Ed also has this thing for older women. So it's no surprise that, when he meets Diane, they hit it off as if they had known each other all their lives. They meet at the Pacific Science Center when Diane - who has morphed in her early 40s into a life coach - asks the tall, handsome young man a question while both are standing in front of the Probability Exhibit, a relic from 1962's Seattle World's Fair, which the teenage Diane had seen in the company of the late Walter.

Whereupon, our author takes it upon himself to step out of his role as narrator:

Okay. Now we approach the part of the story a reader can't be blamed for having skipped forward to - "flipped forward to" if he or she has a hard copy, but otherwise "scrolled to" or "used the 'Find' feature to locate" - the part where a mother has sex with her son. Who could blame you for being interested in this potential hot part, and, at the same time, shuddering at the prospect of it?

He goes on a bit, and then takes us to the part about the soap.

The idea of skipping ahead to this isn't all that bad, because the last 60 pages or so are much better than those preceding them.
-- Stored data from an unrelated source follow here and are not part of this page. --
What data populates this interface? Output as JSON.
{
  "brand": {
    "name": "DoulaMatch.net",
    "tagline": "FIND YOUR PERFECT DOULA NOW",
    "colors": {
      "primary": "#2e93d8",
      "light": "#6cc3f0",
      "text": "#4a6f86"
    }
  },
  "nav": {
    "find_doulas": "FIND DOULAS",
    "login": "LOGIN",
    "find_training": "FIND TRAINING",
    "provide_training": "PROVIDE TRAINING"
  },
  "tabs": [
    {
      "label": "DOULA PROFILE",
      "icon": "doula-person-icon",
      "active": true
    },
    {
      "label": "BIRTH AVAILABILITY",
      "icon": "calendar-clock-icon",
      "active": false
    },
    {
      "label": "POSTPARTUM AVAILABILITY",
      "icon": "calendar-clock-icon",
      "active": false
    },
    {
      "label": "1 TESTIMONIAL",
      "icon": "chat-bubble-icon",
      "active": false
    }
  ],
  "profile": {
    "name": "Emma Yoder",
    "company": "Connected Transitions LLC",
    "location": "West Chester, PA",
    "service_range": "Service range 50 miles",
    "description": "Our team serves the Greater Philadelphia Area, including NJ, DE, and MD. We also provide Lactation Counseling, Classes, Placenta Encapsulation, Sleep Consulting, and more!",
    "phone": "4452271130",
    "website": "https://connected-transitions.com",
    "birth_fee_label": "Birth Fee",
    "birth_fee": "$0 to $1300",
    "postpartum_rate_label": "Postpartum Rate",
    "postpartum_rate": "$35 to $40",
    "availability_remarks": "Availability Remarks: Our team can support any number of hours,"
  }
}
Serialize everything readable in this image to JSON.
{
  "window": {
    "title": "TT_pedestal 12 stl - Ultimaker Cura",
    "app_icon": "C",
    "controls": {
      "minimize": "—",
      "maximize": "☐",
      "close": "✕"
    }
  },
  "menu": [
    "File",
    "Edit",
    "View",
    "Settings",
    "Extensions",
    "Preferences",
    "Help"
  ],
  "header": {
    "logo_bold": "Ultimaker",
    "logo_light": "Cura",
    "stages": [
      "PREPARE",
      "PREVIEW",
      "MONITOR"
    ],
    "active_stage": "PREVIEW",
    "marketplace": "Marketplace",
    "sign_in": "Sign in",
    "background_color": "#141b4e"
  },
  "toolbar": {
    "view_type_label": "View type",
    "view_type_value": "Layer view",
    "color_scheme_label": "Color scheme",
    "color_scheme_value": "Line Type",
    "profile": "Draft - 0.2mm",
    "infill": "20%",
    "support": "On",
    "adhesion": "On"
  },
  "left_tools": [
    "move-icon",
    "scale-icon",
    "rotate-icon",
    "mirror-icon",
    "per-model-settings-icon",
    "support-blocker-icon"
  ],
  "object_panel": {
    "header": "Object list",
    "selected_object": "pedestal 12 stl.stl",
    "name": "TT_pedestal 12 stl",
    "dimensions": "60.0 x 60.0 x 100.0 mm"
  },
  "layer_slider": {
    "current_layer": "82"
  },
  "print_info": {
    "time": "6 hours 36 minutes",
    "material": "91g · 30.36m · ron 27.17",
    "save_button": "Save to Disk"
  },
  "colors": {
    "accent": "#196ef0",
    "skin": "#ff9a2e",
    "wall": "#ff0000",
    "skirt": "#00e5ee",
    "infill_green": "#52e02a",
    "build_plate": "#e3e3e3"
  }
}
There are several problems at work here. One has to do with Guterson's way of achieving verisimilitude: by cataloging the minutiae of his characters' lives. I could cite the excruciatingly detailed accounts of Ed's childhood obsessions with, first, superhero comics, then baseball cards, then movies, but I'll settle for a bit about the Long family - the one Diane married into - enjoying themselves:

The Longs were energetic social drinkers, and when they got on a roll, they loosened up. The vacationing clan would gather at poolside, and the brothers would compete as cannonball artists or shove their wives into the water. The characteristic family laugh was a cackle that . . . ricocheted from one side of the pool to the other when the Long wives perched on their husbands' shoulders, grappling, grunting, giggling, and cursing while their lesser halves made uproarious comments. The commentary became more subdued and solemn when the men engaged in underwater contests of aerobic capacity, only to devolve again toward the bawdy and inane when the women tried synchronized swimming. Finally, the Longs would haul out at poolside to chat, snack, and bask in the late sun. After showering . . . .

But enough! There are pages and pages of this sort of thing, and none of it brings any of these people to life, let alone makes them interesting. Moreover, in addition to the adventures of Ed and Diane, there are the accounts of Walter and his family, of Alice and Dan King's parents (who come off as Jewish versions of stage Irishmen), and so much more that invariably adds up to very little.

Which brings us to the main problem. The best-known version of the Oedipus story is the play by Sophocles, Oedipus Rex. It is, among other things, admirably economical. Its doomed characters have their flaws, but they also have a certain grandeur. The characters inhabiting this novel are precisely the kind of people you never want to have sidle up to you in a bar.

The novel also misses the point of the myth: Oedipus blinds himself and becomes a wanderer, but by the end of his life has grown wise and simply disappears, apparently both forgiven and redeemed.

Guterson has performed a strange alchemy, turning tragic gold into the most banal and leaden dross.